Aslında çok korka korka gittik Çapari’ye. Hafta içinde Giray’la balık yemeye niyetlenince, altımızda da araba olunca benim blog’ları karıştırarak yaptığım liste sonucunda çıkan yerlerden, sanırım Cem’inkinden bulduğum biriydi burası. Bostancı’dan itibaren sahil yolunda gözüm tabelalardaydı sürekli. İlk izlenimi hemen yemyeşil bir bahçesi verdi. Hem yeşilliğe önem verdiklerini hem de Since 2010 olmadıklarını gösterdiği için önemli. Girişindeki liman fenerleri, renkleri ters olsa da, yine efferin, efferin.
Önce tartar tipli bir kaparili somon füme, tereyağ ve ekmek getirdiler. Hmm, dedik.
Benim buraya tav olmamın sebebi, özetle zencefilli karides. Adı güzel. İstanbul’da bir balıkçıda zencefilli karides. Şu cümle güzel. Zencefili baymayan, domates sosu bol, jumbo karides. 28 samtim çapındaki tabağa kondurulmuş, ot dikilmiş de değil yani, yanlış anlaşılma olmasın. Garson tabaklara servis etti.
Levrek marineyi yiyince “ha meğer levrek marine buymuş” dedim. Hardala saklanmış kalıntı balık değil de elma sirkesi, limon ve mayonezle adı üstünde gerçekten marine olmuş, sosu, pişmişliği, ekşiliği tadında bir balık mezesiydi.
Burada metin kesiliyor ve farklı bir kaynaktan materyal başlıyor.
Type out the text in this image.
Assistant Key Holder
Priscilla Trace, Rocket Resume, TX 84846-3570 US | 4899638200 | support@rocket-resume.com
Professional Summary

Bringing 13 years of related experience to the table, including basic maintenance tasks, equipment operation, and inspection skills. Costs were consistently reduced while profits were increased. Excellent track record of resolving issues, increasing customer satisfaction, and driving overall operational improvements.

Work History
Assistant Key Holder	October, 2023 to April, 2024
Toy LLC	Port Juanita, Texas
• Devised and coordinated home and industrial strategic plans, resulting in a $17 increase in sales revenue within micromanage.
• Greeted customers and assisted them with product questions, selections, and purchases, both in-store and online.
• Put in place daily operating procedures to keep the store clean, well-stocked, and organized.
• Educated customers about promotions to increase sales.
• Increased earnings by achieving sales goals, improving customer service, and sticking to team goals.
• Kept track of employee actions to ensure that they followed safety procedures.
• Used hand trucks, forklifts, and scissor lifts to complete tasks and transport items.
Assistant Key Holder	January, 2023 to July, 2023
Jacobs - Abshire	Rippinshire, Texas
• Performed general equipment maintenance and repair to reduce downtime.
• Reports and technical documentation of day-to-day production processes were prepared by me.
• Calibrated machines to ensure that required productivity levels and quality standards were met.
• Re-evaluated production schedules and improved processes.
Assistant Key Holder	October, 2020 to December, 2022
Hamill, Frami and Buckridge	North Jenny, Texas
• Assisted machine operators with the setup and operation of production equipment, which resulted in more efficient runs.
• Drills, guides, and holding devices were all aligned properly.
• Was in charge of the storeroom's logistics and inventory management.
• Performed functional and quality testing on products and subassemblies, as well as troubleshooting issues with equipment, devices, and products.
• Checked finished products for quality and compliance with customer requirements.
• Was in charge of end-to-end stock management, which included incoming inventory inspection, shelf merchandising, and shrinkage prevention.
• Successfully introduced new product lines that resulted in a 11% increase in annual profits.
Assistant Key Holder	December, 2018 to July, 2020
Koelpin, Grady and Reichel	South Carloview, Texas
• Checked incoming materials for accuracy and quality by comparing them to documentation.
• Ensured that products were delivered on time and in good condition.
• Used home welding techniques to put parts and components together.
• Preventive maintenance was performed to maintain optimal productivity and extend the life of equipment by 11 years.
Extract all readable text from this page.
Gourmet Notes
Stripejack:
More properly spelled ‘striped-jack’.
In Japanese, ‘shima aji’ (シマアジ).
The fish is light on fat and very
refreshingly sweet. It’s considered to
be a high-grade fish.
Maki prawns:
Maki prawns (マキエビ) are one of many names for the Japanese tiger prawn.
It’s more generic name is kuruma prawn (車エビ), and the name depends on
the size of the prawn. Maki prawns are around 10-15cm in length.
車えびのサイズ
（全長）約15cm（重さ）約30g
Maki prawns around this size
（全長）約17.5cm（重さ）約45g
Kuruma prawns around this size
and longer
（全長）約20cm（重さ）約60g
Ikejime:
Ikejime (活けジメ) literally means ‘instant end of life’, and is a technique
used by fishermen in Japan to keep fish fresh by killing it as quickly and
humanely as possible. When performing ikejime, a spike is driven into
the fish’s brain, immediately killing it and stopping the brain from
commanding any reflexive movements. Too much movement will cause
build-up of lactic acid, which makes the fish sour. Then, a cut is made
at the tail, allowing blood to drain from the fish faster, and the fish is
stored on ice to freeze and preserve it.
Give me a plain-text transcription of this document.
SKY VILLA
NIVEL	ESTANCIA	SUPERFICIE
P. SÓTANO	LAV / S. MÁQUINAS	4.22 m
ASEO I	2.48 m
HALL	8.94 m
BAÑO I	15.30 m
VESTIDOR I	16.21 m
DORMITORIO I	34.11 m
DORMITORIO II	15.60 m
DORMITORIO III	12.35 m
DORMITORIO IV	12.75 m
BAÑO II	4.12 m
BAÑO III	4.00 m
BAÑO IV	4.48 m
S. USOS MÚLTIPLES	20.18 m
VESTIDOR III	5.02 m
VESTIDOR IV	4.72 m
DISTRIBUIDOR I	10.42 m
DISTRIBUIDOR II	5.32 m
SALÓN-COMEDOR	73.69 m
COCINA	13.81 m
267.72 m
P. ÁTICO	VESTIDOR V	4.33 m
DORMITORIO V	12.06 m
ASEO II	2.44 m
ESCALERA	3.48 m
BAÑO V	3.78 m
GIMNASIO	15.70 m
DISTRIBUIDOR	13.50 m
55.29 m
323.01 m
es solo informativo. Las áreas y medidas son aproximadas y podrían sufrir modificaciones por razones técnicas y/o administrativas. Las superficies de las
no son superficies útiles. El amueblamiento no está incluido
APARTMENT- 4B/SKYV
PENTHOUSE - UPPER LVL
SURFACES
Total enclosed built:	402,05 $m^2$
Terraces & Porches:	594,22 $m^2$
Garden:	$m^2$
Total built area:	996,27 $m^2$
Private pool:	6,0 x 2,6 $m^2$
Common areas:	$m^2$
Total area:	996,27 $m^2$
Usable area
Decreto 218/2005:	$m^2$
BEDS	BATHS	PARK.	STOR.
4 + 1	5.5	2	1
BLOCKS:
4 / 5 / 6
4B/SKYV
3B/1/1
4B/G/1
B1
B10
Lakerda da bence mükemmeldi. Şişko, tereyağ kıvamında ve rengi-kokusu hiçbir yerinde bozulmamış. Lakerda konusunda sorguya çekmeyi annem yaptı. Toriği yıllardır aynı tedarikçiden alıp kendileri yapıyormuş. Levrek sarma da içi kaşarlı, dışı çıtır, üstü soya soslu yine ilginç bir ara sıcaktı. Klasikler de yenilikler de başarılı diyeceğim ama çoban salatada bile kuru domates olduğu için klasikçiler benim lafıma kanıp gitmezsin, sonra papaz mapaz oluruz, olmaz.
Hurması sıcak, fazla çikolata soslu dondurmalı hruma tatlısını yedikten sonra içeri teftişe gittiğimde konyak arabasını, şarap odasını görünce, gedikli bir yer olduğunu, bana laf söylemek düşmediğini anladım ama olsun. Oradaki bir iki saat üç hafta yeten bir “İstanbul da güzel yav!” gazını verdi.
4 kişi, 4 meze, 2 salata, 1 kadeh şarap: 160 lira.